Dans son livre, Early Jesuit travellers in Central Asia, le Père Wessels S. J. suit pas à pas les traces des voyageurs, discute longuement leurs données géographiques qu’il compare aux travaux plus récents.
Cornelius Wessels (1880-1964), prêtre jésuite néerlandais et historien des missions catholiques en Asie. Son livre Early Jesuit travellers in Central Asia (1603-1721) lui donne une renommée internationale. En savoir plus: wikipedia.org
On avait jadis commis bien des erreurs à ce sujet, dont la moindre n’était pas de diriger les missionnaires par le Cachemir. Ils entrèrent au Thibet, non par Srinagar du Cachemir, mais par la ville du même nom située dans le Garhwal, remontèrent l’Alaknanda, affluent du Gange, jusqu’à sa source, traversèrent l’Himalaya par le col Mana et atteignirent Tsangparang, résidence du Gouverneur thibétain du Gougué sur le Haut Sutledj.
Ce village était alors relativement prospère. Les missionnaires furent bien accueillis par le Gouverneur qui ne les autorisa à rentrer aux Indes qu’à la condition qu’ils reviendraient sous peu.
Tsaparang devint la capitale du royaume de Gougué (ou Guge) au XVe siècle. La ville était assez grande, elle comptait plusieurs milliers d’habitants et de nombreux commerçants s’y arrêtaient sur la route entre le Tibet central et l’Inde. En savoir plus: wondersoftibet.com
Dès l’année suivante, de Andrade, fidèle à sa promesse, reprenait le chemin du Thibet avec deux compagnons.
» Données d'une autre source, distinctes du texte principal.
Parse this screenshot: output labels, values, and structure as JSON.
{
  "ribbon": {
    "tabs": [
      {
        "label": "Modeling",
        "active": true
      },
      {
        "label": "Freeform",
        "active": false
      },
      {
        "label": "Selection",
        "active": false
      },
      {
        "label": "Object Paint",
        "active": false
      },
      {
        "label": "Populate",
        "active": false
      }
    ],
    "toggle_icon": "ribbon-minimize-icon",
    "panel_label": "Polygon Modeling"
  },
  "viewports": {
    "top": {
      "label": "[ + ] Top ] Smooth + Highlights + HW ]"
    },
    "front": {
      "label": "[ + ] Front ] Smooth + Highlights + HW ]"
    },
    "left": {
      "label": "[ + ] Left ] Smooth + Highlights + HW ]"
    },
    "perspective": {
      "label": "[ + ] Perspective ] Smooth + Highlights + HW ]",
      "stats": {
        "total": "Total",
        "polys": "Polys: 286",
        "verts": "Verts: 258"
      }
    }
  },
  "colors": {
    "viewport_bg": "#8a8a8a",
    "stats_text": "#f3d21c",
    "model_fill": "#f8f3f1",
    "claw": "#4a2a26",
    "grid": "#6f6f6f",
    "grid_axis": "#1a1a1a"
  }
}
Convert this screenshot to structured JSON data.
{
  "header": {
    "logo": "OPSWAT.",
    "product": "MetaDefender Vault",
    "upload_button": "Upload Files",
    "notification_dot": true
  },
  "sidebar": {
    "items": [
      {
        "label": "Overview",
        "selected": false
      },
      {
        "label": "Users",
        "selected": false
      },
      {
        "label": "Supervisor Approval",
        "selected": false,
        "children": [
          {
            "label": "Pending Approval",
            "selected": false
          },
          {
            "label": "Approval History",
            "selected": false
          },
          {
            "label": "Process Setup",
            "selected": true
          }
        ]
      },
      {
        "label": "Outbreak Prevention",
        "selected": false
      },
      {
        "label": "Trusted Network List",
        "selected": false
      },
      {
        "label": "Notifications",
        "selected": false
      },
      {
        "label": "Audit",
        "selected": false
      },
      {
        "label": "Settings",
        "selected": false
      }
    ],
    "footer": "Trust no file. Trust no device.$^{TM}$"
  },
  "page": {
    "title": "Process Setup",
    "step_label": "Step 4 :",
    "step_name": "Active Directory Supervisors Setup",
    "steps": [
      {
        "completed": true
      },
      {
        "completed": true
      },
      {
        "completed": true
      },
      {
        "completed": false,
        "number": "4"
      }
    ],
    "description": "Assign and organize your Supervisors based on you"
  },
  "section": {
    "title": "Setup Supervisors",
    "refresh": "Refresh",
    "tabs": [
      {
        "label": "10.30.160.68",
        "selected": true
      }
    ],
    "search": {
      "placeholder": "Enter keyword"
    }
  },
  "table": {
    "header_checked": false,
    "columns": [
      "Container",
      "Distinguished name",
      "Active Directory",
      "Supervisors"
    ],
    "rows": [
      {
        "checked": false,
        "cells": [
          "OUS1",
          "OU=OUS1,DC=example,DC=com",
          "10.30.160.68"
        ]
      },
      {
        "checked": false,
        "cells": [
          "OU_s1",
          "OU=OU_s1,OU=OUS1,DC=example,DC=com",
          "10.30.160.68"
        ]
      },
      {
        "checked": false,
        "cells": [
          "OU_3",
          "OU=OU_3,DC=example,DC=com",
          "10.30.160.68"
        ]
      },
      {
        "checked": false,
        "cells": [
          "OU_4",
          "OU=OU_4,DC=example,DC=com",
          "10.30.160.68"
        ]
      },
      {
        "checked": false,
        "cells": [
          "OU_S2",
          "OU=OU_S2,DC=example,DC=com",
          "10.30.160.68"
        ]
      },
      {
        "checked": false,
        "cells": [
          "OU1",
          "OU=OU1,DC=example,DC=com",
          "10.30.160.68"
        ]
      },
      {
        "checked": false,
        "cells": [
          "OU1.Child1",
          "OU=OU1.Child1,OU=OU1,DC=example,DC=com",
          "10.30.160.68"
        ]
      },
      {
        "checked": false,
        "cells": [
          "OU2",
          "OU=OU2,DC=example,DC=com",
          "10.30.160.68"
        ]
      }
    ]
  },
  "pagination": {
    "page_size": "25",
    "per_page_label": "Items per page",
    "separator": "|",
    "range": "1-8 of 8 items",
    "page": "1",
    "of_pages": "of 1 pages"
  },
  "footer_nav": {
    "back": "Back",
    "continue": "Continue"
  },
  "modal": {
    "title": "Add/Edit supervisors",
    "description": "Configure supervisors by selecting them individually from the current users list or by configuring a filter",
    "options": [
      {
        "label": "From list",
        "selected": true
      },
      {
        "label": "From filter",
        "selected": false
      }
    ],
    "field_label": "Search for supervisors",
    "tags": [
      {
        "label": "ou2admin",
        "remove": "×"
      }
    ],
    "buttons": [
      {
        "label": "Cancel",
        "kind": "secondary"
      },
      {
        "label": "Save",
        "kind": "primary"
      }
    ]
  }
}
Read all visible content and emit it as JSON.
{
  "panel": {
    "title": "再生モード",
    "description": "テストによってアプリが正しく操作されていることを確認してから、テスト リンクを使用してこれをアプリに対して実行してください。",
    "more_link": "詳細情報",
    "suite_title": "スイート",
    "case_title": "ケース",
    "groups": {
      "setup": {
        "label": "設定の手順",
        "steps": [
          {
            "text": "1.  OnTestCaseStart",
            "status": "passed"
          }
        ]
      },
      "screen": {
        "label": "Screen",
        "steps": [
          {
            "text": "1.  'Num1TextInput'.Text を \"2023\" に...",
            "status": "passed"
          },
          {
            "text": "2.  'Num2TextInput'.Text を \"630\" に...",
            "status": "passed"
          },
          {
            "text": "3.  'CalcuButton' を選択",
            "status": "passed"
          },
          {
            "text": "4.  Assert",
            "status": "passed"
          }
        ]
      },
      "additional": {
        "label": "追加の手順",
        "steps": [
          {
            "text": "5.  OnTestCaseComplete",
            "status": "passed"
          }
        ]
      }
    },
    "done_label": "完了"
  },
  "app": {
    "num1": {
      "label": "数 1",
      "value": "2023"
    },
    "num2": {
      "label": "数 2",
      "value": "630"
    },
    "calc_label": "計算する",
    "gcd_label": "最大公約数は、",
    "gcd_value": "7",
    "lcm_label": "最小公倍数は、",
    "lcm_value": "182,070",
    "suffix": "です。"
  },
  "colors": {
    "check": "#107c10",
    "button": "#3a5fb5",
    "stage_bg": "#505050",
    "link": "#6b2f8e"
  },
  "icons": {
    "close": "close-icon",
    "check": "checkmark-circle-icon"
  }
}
Encouragés par ce succès, deux autres Jésuites portugais, les Pères Cacella et Cabral, portent leurs pas vers le Thibet central ou U-tsang. Par le Cooch Bihar ils entrent au Bouthan et séjournent quelque temps à Paro, le centre principal du Bouthan occidental.
Molestés par la population locale, ils, ont recours au lama-roi qui les reçoit avec égards et les retient près de lui. Ce lama-roi ou Dharma rajah était le successeur immédiat de celui qui avait réuni la contrée sous son sceptre.
Nos voyageurs, n’oubliant pas le but de leur mission, se mettent à l’étude du thibétain et un beau jour, Cacella fausse compagnie à son hôte. Par Phari et Gyangtsé, il gagne Chigatsé où son confrère le rejoint, en janvier 1628.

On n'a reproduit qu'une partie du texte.